October 23, 2023
KUALA LUMPUR – For several decades, Malaysia’s students have been haunted by the prospect of entering a public school toilet – not because of phantoms or ghosts, but due to the terrible condition of the facilities.
These restrooms are often filthy and poorly maintained, pungent with the stench of urine and waste. Broken urinals and toilet bowls, coupled with dirty, wet floors complete the unsanitary picture.
But students can now breathe easier. The government in July allocated RM650 million (S$187.2 million) to address the problem across more than 8,000 schools nationwide.
As at Sept 22, the toilet upgrade project has been implemented or completed in 7,544 schools, representing 90.3 per cent of the 8,354 schools earmarked for development, said a statement by the Prime Minister’s Department.
“The remaining 810, or 9.7 per cent, of the projects are in the final step of the procurement process. The projects are expected to be completed by the end of October,” the statement said.
The move is a welcome relief for teachers, parents and students after enduring decades of poor conditions when answering the call of nature.
In September 2022, then Education Minister Radzi Jidin told a press conference that some students would skip breakfast just so they would not have the urge to use the toilet while in school.
The issue was also recently highlighted by Prime Minister Anwar Ibrahim in a Facebook post, which featured a letter from a pupil named Maryam asking him to fix the toilets in her school.
Addressing him as “Uncle Anwar”, the nine-year-old girl wrote: “In the first stall of the toilet is a squat toilet. Yes, a squat toilet. Beside the squat toilet is a hole that looks like (a) spider can crawl out any second. The rest of the stalls are the same.”
Eight-year-old Fiona Johari from Sekolah Kebangsaan Bukit Damansara told The Straits Times that the condition of the toilets in her school is terrible. The lights are not working, the floors are wet and the toilet bowls or squatting pans are filthy as they are not cleaned. Often, they are also old and cracked.
“I expect a well-lit, inviting and extremely clean facility. Sitting toilets are my preference and I want the option of having both toilet paper and a hand-held bidet,” said the pupil, whose school will have its facilities upgraded soon.
Prior to the upgrade, school toilets rarely had toilet paper, offering only a rubber hose connected to a wall tap to be used as a hand-held bidet.
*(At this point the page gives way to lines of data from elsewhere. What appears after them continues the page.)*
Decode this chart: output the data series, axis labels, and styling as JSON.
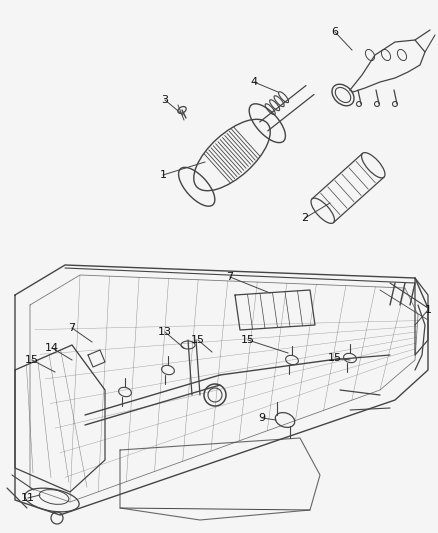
{
  "bg_color": "#f5f5f5",
  "line_color": "#444444",
  "fig_width": 4.39,
  "fig_height": 5.33,
  "dpi": 100
}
The hose end is usually left on the dirty toilet floor – making it quite disgusting for anyone to use.
Photographs of the new toilets show a proper bidet, with its squeeze handle hooked upright on a wall fixture, off the floor.
Despite the improvements, some teachers told ST that more needs to be done.
A teacher from an all-girls’ secondary school in Kuala Lumpur said that five restrooms with 20 cubicles are being upgraded at the moment, with the students having the option of using a squatting or sitting toilet.
The teacher, who requested anonymity for herself and the school, revealed that not all five restrooms would be upgraded equally, with more being repaired and maintained.
Another senior teacher from a 130-year-old school in Kedah said that only one of the school’s many toilets has been upgraded, while the rest remained the same.
Unlike the school in the nation’s capital, his school has only squatting toilets available despite the renovation.
“We received funding for only one toilet. The rest remain the same,” said the teacher, who also requested anonymity.